DUBAI, 16 juin (Le Parisien Matin) – Les États-Unis et l’Iran ont validé un accord-cadre historique incluant un fonds privé de 300 milliards de dollars pour inciter les deux pays à signer un traité de paix définitif ce vendredi, mettant fin au conflit armé débuté le 28 février, selon une source anonyme ayant une connaissance directe du dossier citée par Reuters.
Ce mécanisme financier offre une incitation économique majeure pour stabiliser les relations bilatérales avant la signature officielle. Le texte stipule également l’arrêt immédiat des hostilités militaires, la suspension du blocus naval américain et la réouverture du détroit d’Hormuz, une voie d’approvisionnement essentielle pour le transit mondial de pétrole et de gaz.
Un financement exclusivement privé
Plus de la moitié de la somme totale, soit plus de 150 milliards de dollars, fait déjà l’objet d’engagements de la part de corporations mondiales. Ce véhicule d’investissement privé exclut tout argent étatique ou subvention gouvernementale.

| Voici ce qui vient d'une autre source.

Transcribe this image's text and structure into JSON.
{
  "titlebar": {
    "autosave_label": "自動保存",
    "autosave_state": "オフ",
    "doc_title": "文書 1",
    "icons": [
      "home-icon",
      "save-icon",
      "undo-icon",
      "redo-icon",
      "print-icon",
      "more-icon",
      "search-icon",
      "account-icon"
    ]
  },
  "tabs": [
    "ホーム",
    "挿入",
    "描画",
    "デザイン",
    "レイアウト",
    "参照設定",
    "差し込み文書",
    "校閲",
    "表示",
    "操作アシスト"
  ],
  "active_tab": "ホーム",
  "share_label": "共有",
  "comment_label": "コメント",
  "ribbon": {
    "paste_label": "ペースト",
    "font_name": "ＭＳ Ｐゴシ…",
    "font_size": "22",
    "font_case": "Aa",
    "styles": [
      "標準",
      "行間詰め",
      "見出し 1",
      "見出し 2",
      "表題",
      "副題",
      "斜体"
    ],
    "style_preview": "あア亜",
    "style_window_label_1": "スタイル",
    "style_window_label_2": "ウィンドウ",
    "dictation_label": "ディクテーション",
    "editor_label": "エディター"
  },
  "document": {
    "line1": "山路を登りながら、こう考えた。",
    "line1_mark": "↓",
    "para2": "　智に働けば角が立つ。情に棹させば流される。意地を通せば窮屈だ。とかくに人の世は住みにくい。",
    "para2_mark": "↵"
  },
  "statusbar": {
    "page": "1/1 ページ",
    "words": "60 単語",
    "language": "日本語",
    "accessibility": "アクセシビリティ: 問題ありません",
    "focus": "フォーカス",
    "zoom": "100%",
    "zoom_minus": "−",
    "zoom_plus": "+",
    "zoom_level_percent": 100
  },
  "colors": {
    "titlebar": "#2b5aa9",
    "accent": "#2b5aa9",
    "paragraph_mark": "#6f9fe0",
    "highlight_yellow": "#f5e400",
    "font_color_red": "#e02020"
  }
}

Des multinationales basées aux États-Unis, dans le Golfe Arabique, en Asie, en Amérique du Sud et en Afrique participent activement au financement. La source a nommé des entreprises de Corée du Sud, du Japon, de Singapour et de Malaisie, sans fournir de liste exhaustive. Les promesses de financement ciblent strictement les domaines de l’énergie, de la logistique, de la manufacture et des transports.
Les origines de l’initiative financière
Ce projet porte le nom officiel de Fonds de reconstruction et de développement. Téhéran réclamait initialement 400 milliards de dollars de réparations aux États-Unis pour les dommages de guerre, une demande rejetée par Washington.
L’idée de ce fonds privé a alors émergé pour surmonter ce blocage diplomatique majeur. Le mécanisme prévoit que les pays régionaux contribuent par des prêts, des lignes de crédit ou des financements directs d’infrastructures. Les investissements visent le complexe sidérurgique de Mobarakeh, des raffineries, des aéroports et les réseaux de transport affectés par le conflit.
Des conditions politiques strictes
L’accord-cadre s’inscrit dans le protocole d’accord d’Islamabad, signé numériquement par Donald Trump, JD Vance et Mohammad Bagher Ghalibaf. Le président Donald Trump a fermement rejeté les rumeurs de versement direct, qualifiant ces récits de fausses informations.
Le vice-président JD Vance a confirmé que l’accès de l’Iran à ce paquet de reconstruction dépendrait entièrement du respect des exigences de sécurité. Téhéran doit impérativement démanteler son programme nucléaire, éliminer ses stocks de matières enrichies et accepter des inspections internationales strictes.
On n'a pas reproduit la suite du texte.